WASHINGTON – A state report due out this week is expected to show that Maryland experienced a double-digit increase in healthcare spending in fiscal 2001, a larger increase than previous years and slightly more than the national increase over the same period.
Barbara McLean, the executive director for the Maryland Health Care Commission, said the state increase is part of a three-year trend, but she would not discuss specific numbers until the report is released.
She said one reason for the higher spending is an increase in the utilization of hospital services, which can be attributed in part to an aging population and increased technology.
“There are newer, better types of services but they come at a cost,” McLean said.
Nationally, health spending grew 8.7 percent in 22001, the fastest growth in a decade and an increase about four times larger than average, according to a report released last week by the National Health Statistics Group, a federal agency.
The national increase is attributed to a combination of looser managed- care restrictions and an aging population, according to the report, which was released by the government in conjunction with Health Affairs magazine.
The increase in services could be seen in the increased spending on Medicaid, which grew about 10 percent, the largest increase since 1993, according to the national report. The growth was attributed to enrollment increases because of lowered eligibility requirements and expanded state programs.
Enrollment increases also helped drive up Medicaid spending in Maryland, along with overall inflation in health care costs, said Debbie Chang, the deputy secretary for healthcare financing at the Department of Health and Mental Hygiene.
Chang would not discuss the rate of increase, saying only that Medicaid spending grew by an average of 8.8 percent a year in Maryland from 1998-2002. She also would not discuss specific cuts or financial remedies to reduce spending until the state’s budget is released later this week.

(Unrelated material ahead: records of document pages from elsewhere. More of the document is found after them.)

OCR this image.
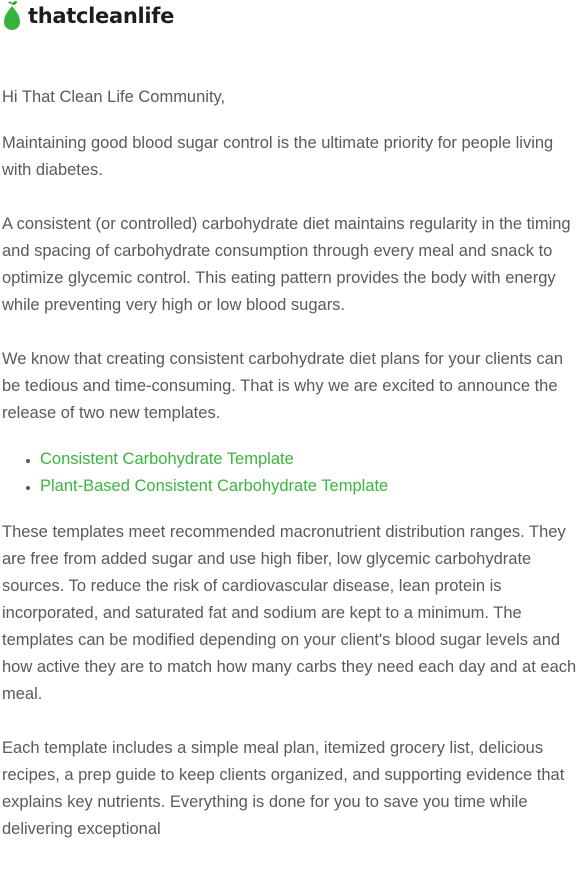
thatcleanlife

Hi That Clean Life Community,

Maintaining good blood sugar control is the ultimate priority for people living with diabetes.

A consistent (or controlled) carbohydrate diet maintains regularity in the timing and spacing of carbohydrate consumption through every meal and snack to optimize glycemic control. This eating pattern provides the body with energy while preventing very high or low blood sugars.

We know that creating consistent carbohydrate diet plans for your clients can be tedious and time-consuming. That is why we are excited to announce the release of two new templates.

• Consistent Carbohydrate Template
• Plant-Based Consistent Carbohydrate Template

These templates meet recommended macronutrient distribution ranges. They are free from added sugar and use high fiber, low glycemic carbohydrate sources. To reduce the risk of cardiovascular disease, lean protein is incorporated, and saturated fat and sodium are kept to a minimum. The templates can be modified depending on your client's blood sugar levels and how active they are to match how many carbs they need each day and at each meal.

Each template includes a simple meal plan, itemized grocery list, delicious recipes, a prep guide to keep clients organized, and supporting evidence that explains key nutrients. Everything is done for you to save you time while delivering exceptional
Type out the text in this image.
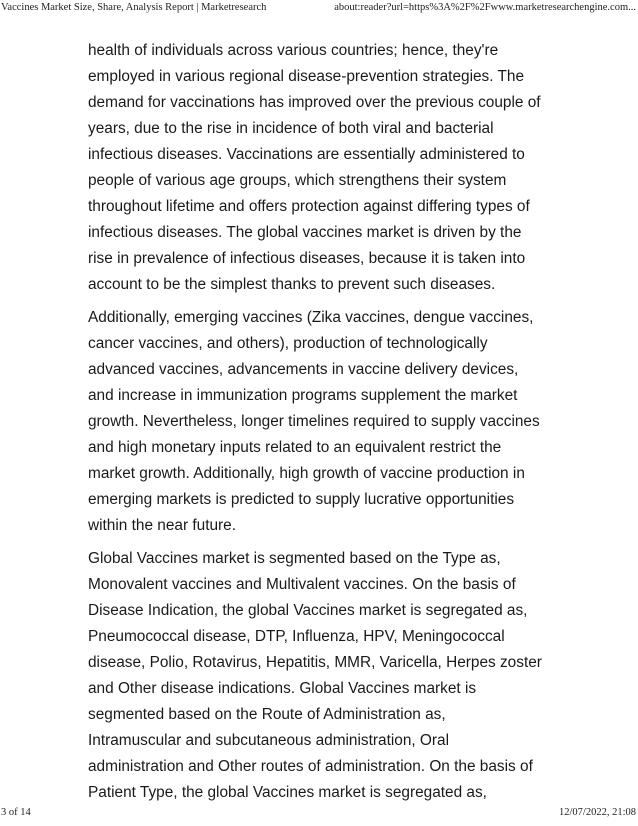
Vaccines Market Size, Share, Analysis Report | Marketresearch	about:reader?url=https%3A%2F%2Fwww.marketresearchengine.com...

health of individuals across various countries; hence, they're
employed in various regional disease-prevention strategies. The
demand for vaccinations has improved over the previous couple of
years, due to the rise in incidence of both viral and bacterial
infectious diseases. Vaccinations are essentially administered to
people of various age groups, which strengthens their system
throughout lifetime and offers protection against differing types of
infectious diseases. The global vaccines market is driven by the
rise in prevalence of infectious diseases, because it is taken into
account to be the simplest thanks to prevent such diseases.

Additionally, emerging vaccines (Zika vaccines, dengue vaccines,
cancer vaccines, and others), production of technologically
advanced vaccines, advancements in vaccine delivery devices,
and increase in immunization programs supplement the market
growth. Nevertheless, longer timelines required to supply vaccines
and high monetary inputs related to an equivalent restrict the
market growth. Additionally, high growth of vaccine production in
emerging markets is predicted to supply lucrative opportunities
within the near future.

Global Vaccines market is segmented based on the Type as,
Monovalent vaccines and Multivalent vaccines. On the basis of
Disease Indication, the global Vaccines market is segregated as,
Pneumococcal disease, DTP, Influenza, HPV, Meningococcal
disease, Polio, Rotavirus, Hepatitis, MMR, Varicella, Herpes zoster
and Other disease indications. Global Vaccines market is
segmented based on the Route of Administration as,
Intramuscular and subcutaneous administration, Oral
administration and Other routes of administration. On the basis of
Patient Type, the global Vaccines market is segregated as,

3 of 14	12/07/2022, 21:08
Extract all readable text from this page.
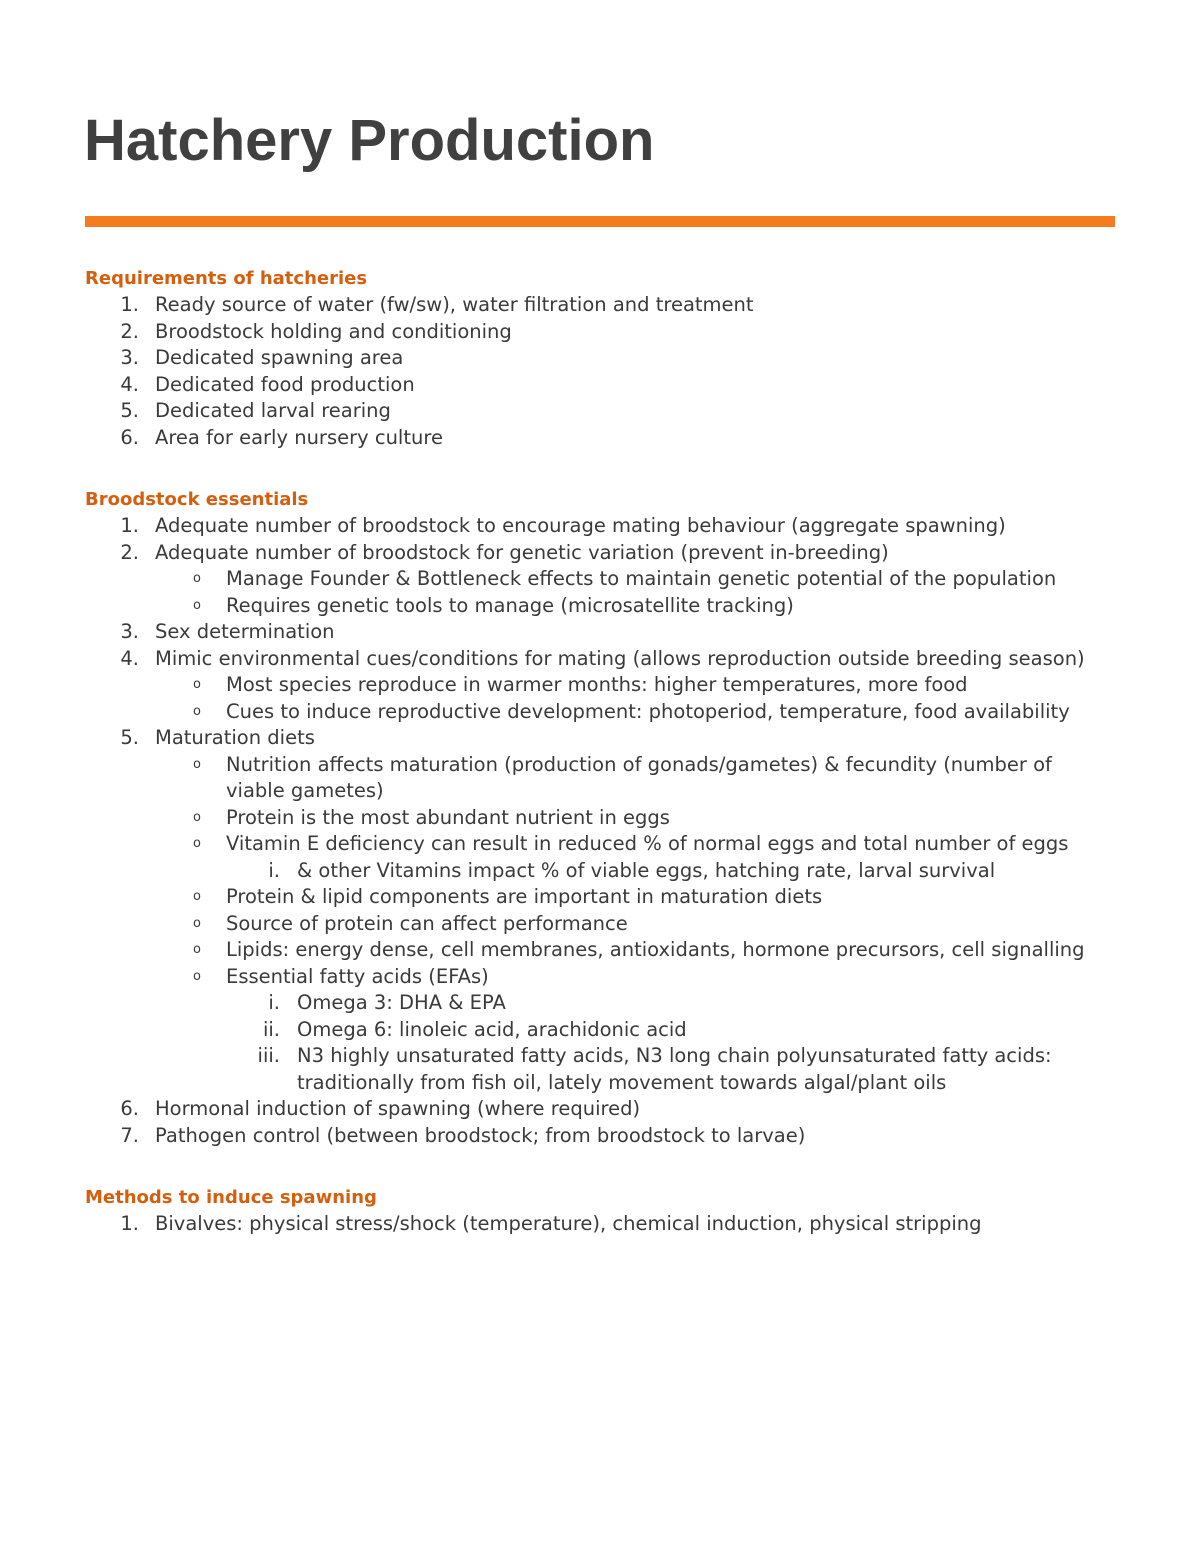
Hatchery Production
Requirements of hatcheries
1. Ready source of water (fw/sw), water filtration and treatment
2. Broodstock holding and conditioning
3. Dedicated spawning area
4. Dedicated food production
5. Dedicated larval rearing
6. Area for early nursery culture
Broodstock essentials
1. Adequate number of broodstock to encourage mating behaviour (aggregate spawning)
2. Adequate number of broodstock for genetic variation (prevent in-breeding)
o	Manage Founder & Bottleneck effects to maintain genetic potential of the population
o	Requires genetic tools to manage (microsatellite tracking)
3. Sex determination
4. Mimic environmental cues/conditions for mating (allows reproduction outside breeding season)
o	Most species reproduce in warmer months: higher temperatures, more food
o	Cues to induce reproductive development: photoperiod, temperature, food availability
5. Maturation diets
o	Nutrition affects maturation (production of gonads/gametes) & fecundity (number of viable gametes)
o	Protein is the most abundant nutrient in eggs
o	Vitamin E deficiency can result in reduced % of normal eggs and total number of eggs
i. & other Vitamins impact % of viable eggs, hatching rate, larval survival
o	Protein & lipid components are important in maturation diets
o	Source of protein can affect performance
o	Lipids: energy dense, cell membranes, antioxidants, hormone precursors, cell signalling
o	Essential fatty acids (EFAs)
i. Omega 3: DHA & EPA
ii. Omega 6: linoleic acid, arachidonic acid
iii. N3 highly unsaturated fatty acids, N3 long chain polyunsaturated fatty acids: traditionally from fish oil, lately movement towards algal/plant oils
6. Hormonal induction of spawning (where required)
7. Pathogen control (between broodstock; from broodstock to larvae)
Methods to induce spawning
1. Bivalves: physical stress/shock (temperature), chemical induction, physical stripping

Hospital spending grew 8.3 percent nationally in 2001, the largest increase in the last decade. Maryland hospital spending grew 3.9 percent, trailing the national increase as it has for the last few years, said Nancy Fiedler, a spokeswoman for the Maryland Hospital Association.

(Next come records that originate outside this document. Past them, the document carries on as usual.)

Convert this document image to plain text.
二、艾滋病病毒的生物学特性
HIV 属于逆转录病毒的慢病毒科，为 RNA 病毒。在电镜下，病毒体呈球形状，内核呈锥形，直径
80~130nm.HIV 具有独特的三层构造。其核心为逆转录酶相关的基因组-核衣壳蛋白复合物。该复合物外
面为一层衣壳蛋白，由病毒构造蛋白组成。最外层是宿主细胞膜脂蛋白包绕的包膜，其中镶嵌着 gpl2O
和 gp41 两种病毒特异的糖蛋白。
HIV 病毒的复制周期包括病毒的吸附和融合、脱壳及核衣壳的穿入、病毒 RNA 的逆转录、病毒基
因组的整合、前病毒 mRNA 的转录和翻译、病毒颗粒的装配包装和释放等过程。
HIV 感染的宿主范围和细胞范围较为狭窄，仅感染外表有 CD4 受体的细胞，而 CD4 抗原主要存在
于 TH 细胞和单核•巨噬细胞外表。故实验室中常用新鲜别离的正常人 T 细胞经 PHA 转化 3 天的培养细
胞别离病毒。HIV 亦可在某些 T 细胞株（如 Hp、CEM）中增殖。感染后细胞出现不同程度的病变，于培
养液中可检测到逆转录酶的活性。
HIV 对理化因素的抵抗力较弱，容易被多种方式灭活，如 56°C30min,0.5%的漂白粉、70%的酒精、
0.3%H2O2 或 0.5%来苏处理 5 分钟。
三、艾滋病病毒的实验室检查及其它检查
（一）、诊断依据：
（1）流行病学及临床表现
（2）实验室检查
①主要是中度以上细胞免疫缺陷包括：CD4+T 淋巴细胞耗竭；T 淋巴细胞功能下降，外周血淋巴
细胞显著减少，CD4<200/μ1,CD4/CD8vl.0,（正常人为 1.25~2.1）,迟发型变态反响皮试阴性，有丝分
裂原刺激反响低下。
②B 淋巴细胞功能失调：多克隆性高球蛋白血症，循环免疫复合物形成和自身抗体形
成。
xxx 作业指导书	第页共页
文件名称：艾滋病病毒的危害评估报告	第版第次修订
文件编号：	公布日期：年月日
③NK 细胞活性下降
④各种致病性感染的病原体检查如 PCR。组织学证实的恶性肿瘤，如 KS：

Fiedler said greater use of hospital services was the major reason for the increase in spending: Hospitals saw a 4.5 percent increase in the number of total of visits in 2001, and a 6 percent increase in emergency room visits.

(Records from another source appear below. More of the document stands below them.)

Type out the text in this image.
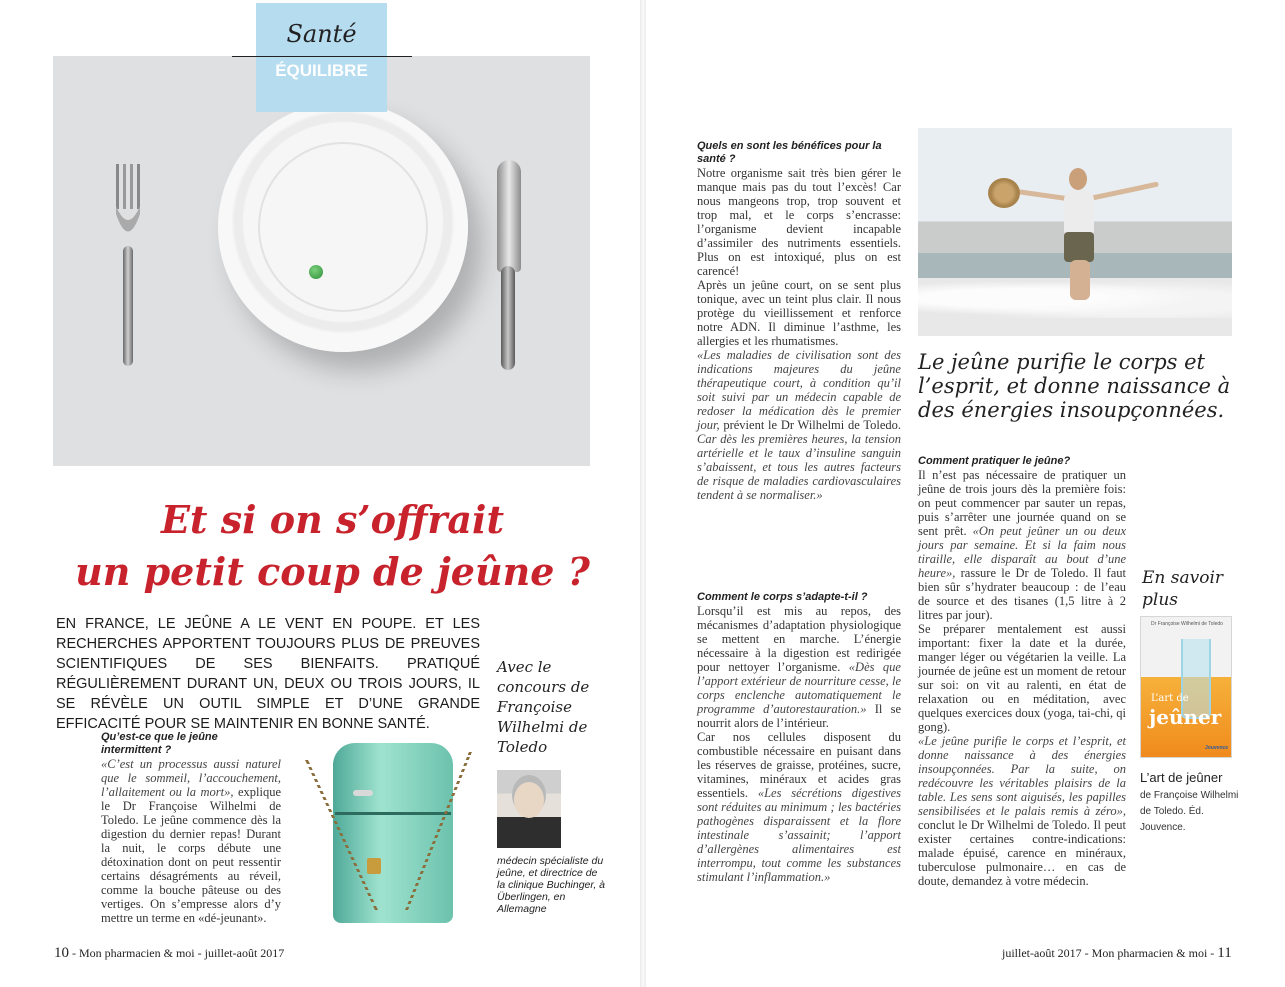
Santé
ÉQUILIBRE
Et si on s’offrait
un petit coup de jeûne ?
EN FRANCE, LE JEÛNE A LE VENT EN POUPE. ET LES RECHERCHES APPORTENT TOUJOURS PLUS DE PREUVES SCIENTIFIQUES DE SES BIENFAITS. PRATIQUÉ RÉGULIÈREMENT DURANT UN, DEUX OU TROIS JOURS, IL SE RÉVÈLE UN OUTIL SIMPLE ET D’UNE GRANDE EFFICACITÉ POUR SE MAINTENIR EN BONNE SANTÉ.
Qu’est-ce que le jeûne intermittent ?

«C’est un processus aussi naturel que le sommeil, l’accouchement, l’allaitement ou la mort», explique le Dr Françoise Wilhelmi de Toledo. Le jeûne commence dès la digestion du dernier repas! Durant la nuit, le corps débute une détoxination dont on peut ressentir certains désagréments au réveil, comme la bouche pâteuse ou des vertiges. On s’empresse alors d’y mettre un terme en «dé-jeunant».

Avec le concours de Françoise Wilhelmi de Toledo
médecin spécialiste du jeûne, et directrice de la clinique Buchinger, à Überlingen, en Allemagne
10 - Mon pharmacien & moi - juillet-août 2017	juillet-août 2017 - Mon pharmacien & moi - 11
Quels en sont les bénéfices pour la santé ?

Notre organisme sait très bien gérer le manque mais pas du tout l’excès! Car nous mangeons trop, trop souvent et trop mal, et le corps s’encrasse: l’organisme devient incapable d’assimiler des nutriments essentiels. Plus on est intoxiqué, plus on est carencé!

Après un jeûne court, on se sent plus tonique, avec un teint plus clair. Il nous protège du vieillissement et renforce notre ADN. Il diminue l’asthme, les allergies et les rhumatismes.

«Les maladies de civilisation sont des indications majeures du jeûne thérapeutique court, à condition qu’il soit suivi par un médecin capable de redoser la médication dès le premier jour, prévient le Dr Wilhelmi de Toledo. Car dès les premières heures, la tension artérielle et le taux d’insuline sanguin s’abaissent, et tous les autres facteurs de risque de maladies cardiovasculaires tendent à se normaliser.»

Comment le corps s’adapte-t-il ?

Lorsqu’il est mis au repos, des mécanismes d’adaptation physiologique se mettent en marche. L’énergie nécessaire à la digestion est redirigée pour nettoyer l’organisme. «Dès que l’apport extérieur de nourriture cesse, le corps enclenche automatiquement le programme d’autorestauration.» Il se nourrit alors de l’intérieur.

Car nos cellules disposent du combustible nécessaire en puisant dans les réserves de graisse, protéines, sucre, vitamines, minéraux et acides gras essentiels. «Les sécrétions digestives sont réduites au minimum ; les bactéries pathogènes disparaissent et la flore intestinale s’assainit; l’apport d’allergènes alimentaires est interrompu, tout comme les substances stimulant l’inflammation.»

Le jeûne purifie le corps et l’esprit, et donne naissance à des énergies insoupçonnées.
Comment pratiquer le jeûne?

Il n’est pas nécessaire de pratiquer un jeûne de trois jours dès la première fois: on peut commencer par sauter un repas, puis s’arrêter une journée quand on se sent prêt. «On peut jeûner un ou deux jours par semaine. Et si la faim nous tiraille, elle disparaît au bout d’une heure», rassure le Dr de Toledo. Il faut bien sûr s’hydrater beaucoup : de l’eau de source et des tisanes (1,5 litre à 2 litres par jour).

Se préparer mentalement est aussi important: fixer la date et la durée, manger léger ou végétarien la veille. La journée de jeûne est un moment de retour sur soi: on vit au ralenti, en état de relaxation ou en méditation, avec quelques exercices doux (yoga, tai-chi, qi gong).

«Le jeûne purifie le corps et l’esprit, et donne naissance à des énergies insoupçonnées. Par la suite, on redécouvre les véritables plaisirs de la table. Les sens sont aiguisés, les papilles sensibilisées et le palais remis à zéro», conclut le Dr Wilhelmi de Toledo. Il peut exister certaines contre-indications: malade épuisé, carence en minéraux, tuberculose pulmonaire… en cas de doute, demandez à votre médecin.

En savoir plus
Dr Françoise Wilhelmi de Toledo
L’art de
jeûner
Jouvence
L’art de jeûner
de Françoise Wilhelmi de Toledo. Éd. Jouvence.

Hospital visits have steadily increased in Maryland since 1999, Fiedler said, which she attributed to more autonomy among managed care users, better technology for the elderly and the poor lifestyle habits of many individuals.
“The real driver of the increase in hospital spending is that the number of people being admitted is growing by leaps and bounds,” she said.
Hospitals also hired more employees and paid them more, Fiedler said.
Despite that, she said, the state still has a shortage in many professional positions since most new employees are non-professional staffers. Among registered nurses alone there is a 15.6 percent vacancy rate, and about 42 other professional positions in Maryland have vacancy rates of at least 10 percent.
“To a large extent, hospital personnel are working harder to fill that void,” she said.
Fielder also pointed to rising costs for blood products and prescription drugs. Increases in prescription drugs accounted for the largest rate of increase in national spending.
While costs are up, patients in Maryland may not have to pay the full tab out of their pockets, because of the state’s rate-setting system, said Fiedler. Under that system, patients pay the same price for every procedure no matter what insurance carrier they have, although the prices for different procedures can vary by hospital.
Michael Preston, the executive director of MedChi, the Maryland State Medical Society, agreed that the health problems of the state’s aging population are driving most of the increases in costs.
But rising costs are not always bad things, when the alternative is death, he said.